The subject of ice cream, over-eating, and excess weight never actually came up during the session, but a couple of months afterward she realized that she was no longer eating ice cream. “I’d be driving home from work and I’d think, ‘I’m gonna go get some ice cream.’ And then another part of me would say, ‘I don’t want any ice cream.’” At a followup interview seven months after the initial Immanuel approach session, Eileen reported, “I really have not had ice cream hardly at all – I have some in my freezer right now. It’s been in there since Thanksgiving. I have not had any. I hardly even remember it’s there. I see it and it doesn’t mean a thing to me.” And then she commented spontaneously, “…on some very deep level I’ve been comforted by something other than ice cream, and I don’t need ice cream any more.” At a followup interview in May of 2006, a full year after the initial session, Eileen reported that she had lost ten pounds since the change in her attitude and behavior with respect to ice cream. Furthermore, these ten pounds had melted away without any dieting, exercise program, or any other weight loss intervention, and she seemed to be staying at this new, lower weight without any thought or effort.
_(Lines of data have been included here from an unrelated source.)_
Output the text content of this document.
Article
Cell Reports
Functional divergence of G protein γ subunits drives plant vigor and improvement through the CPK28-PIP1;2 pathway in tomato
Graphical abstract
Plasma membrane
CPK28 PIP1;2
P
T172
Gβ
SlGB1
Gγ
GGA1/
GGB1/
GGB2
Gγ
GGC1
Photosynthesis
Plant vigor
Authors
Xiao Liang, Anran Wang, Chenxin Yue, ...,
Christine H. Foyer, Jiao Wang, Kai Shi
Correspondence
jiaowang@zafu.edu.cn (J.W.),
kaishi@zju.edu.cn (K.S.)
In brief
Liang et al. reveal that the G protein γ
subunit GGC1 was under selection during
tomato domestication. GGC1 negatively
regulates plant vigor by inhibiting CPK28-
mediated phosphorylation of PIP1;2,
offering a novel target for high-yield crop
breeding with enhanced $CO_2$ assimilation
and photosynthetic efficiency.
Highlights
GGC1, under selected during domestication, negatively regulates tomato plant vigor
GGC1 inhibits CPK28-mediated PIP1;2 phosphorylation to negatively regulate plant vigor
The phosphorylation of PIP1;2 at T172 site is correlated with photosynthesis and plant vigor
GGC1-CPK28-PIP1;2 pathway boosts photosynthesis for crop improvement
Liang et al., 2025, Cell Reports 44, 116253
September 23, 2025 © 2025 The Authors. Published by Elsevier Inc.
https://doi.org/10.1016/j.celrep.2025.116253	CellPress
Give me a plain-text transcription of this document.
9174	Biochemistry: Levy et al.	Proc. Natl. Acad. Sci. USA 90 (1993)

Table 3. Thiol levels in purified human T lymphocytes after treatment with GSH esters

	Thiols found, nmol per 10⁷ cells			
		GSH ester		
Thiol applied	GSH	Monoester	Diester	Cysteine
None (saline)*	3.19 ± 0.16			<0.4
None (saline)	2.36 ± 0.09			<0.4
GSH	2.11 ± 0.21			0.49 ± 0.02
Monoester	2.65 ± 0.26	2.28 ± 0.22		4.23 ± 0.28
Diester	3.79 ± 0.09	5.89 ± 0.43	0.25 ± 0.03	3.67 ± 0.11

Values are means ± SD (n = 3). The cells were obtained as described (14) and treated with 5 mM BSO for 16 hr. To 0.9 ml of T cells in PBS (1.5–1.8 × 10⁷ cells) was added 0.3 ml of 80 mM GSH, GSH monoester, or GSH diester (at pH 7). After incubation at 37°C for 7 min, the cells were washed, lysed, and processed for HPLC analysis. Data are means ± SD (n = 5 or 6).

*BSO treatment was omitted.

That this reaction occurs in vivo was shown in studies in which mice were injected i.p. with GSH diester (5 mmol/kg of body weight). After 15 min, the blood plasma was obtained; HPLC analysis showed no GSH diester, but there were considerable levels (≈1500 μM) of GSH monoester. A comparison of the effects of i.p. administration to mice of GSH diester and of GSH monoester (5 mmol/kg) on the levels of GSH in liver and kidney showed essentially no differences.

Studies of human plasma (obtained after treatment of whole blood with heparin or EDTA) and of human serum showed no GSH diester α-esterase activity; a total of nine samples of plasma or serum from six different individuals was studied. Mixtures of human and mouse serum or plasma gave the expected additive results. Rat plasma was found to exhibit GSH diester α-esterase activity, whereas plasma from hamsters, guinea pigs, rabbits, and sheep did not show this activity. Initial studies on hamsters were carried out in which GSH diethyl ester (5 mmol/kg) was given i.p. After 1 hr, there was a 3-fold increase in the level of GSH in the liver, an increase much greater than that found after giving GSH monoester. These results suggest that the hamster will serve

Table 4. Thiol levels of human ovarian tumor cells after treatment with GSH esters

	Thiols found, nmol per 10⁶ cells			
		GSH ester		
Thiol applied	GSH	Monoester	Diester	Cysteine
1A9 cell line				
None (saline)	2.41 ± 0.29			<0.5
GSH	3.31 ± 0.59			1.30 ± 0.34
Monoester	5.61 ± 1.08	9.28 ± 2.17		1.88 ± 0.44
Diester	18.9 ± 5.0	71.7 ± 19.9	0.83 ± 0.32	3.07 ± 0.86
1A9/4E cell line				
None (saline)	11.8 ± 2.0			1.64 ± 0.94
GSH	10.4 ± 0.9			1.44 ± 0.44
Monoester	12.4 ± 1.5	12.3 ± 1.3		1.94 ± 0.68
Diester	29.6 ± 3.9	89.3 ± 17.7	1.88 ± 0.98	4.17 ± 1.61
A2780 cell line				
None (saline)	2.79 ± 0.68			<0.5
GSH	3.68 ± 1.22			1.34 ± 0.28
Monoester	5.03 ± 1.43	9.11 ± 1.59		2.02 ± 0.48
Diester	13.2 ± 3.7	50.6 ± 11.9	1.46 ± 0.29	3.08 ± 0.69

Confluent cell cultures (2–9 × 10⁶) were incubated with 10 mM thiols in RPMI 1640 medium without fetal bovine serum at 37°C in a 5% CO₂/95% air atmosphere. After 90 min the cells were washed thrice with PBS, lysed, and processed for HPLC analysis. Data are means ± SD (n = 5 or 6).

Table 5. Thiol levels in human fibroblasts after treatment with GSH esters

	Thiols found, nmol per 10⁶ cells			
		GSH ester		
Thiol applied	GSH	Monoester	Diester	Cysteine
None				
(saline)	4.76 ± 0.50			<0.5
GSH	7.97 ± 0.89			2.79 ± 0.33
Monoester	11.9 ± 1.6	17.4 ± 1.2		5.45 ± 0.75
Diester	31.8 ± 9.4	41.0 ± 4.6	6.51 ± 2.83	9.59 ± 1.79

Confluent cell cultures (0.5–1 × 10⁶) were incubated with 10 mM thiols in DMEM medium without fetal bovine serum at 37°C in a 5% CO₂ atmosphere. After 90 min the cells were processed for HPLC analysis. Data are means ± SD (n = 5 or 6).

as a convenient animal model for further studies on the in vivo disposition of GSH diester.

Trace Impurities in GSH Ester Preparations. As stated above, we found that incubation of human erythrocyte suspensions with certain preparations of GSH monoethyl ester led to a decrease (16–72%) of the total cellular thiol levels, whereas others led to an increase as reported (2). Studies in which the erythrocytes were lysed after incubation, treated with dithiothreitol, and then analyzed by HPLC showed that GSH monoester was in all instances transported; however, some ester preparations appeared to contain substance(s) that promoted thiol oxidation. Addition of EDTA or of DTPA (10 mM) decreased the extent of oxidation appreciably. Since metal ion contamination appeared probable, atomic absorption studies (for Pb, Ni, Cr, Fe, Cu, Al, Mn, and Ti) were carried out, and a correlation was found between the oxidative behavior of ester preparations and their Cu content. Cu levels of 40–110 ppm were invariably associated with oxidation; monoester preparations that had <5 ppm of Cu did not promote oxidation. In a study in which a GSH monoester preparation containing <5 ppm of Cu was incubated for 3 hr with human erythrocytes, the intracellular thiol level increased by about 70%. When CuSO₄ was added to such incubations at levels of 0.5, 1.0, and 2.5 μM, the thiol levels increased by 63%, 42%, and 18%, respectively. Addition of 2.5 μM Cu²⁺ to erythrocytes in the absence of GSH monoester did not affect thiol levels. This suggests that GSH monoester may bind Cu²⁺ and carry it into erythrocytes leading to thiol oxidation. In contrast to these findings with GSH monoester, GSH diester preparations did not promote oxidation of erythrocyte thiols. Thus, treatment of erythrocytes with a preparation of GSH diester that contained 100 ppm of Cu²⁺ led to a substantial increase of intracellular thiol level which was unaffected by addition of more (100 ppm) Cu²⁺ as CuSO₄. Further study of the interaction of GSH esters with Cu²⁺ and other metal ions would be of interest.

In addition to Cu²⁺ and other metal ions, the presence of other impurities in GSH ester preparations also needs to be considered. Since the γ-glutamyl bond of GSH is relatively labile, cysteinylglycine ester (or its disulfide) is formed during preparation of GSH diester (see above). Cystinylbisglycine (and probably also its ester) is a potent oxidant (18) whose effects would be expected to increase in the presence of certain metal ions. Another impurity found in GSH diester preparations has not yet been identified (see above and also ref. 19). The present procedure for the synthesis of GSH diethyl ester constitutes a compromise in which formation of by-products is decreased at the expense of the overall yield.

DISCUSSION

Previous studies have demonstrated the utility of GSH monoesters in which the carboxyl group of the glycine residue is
Finally, Eileen sits in front of me today, nearly eight years after the session in our training group, forty pounds lighter and feeling good about herself. She reports that ever since the healing interactions between herself and Jesus in the three-year-old kitchen memory, she has continued to feel satisfied in the place where she had always previously felt emptiness and craving. And her compulsive, addictive pattern of ice cream consumption has never returned. The additional thirty pounds did not melt away effortlessly, like the first ten (she has participated in the Curves program, with deliberate discipline regarding both eating and exercise since 2006), but this is still the first time in her life that she has been able to maintain her weight at such a stable, healthy place.**

Note: this session was recorded, and is available under the Live Ministry Session DVD title, Eileen: “Immanuel Intervention” (Intermediate).

~Karl Lehman, M.D., personal collection of Immanuel stories

Footnotes:

*The concepts of “type A,” or “absence trauma” (trauma from the absence of good things that you needed but didn’t get), and “type B” trauma (trauma from the presence of bad things that should not have happened) come from The Life Model: Living From the Heart Jesus Gave You, by James Friesen, E. James Wilder, and others (Shepherd’s House, Inc: Van Nuys, CA), 2000. See p.42 and following for their definitions and commentary. For more of our thoughts about “type A” trauma, see “The Immanuel Approach and ‘type A’ trauma” in the “Advanced Topics/Special Subjects” section of the “Resources” page of the Immanuel approach website (www.immanuelapproach.com).

**Eileen has maintained her weight within five pounds of her current baseline for the past three years.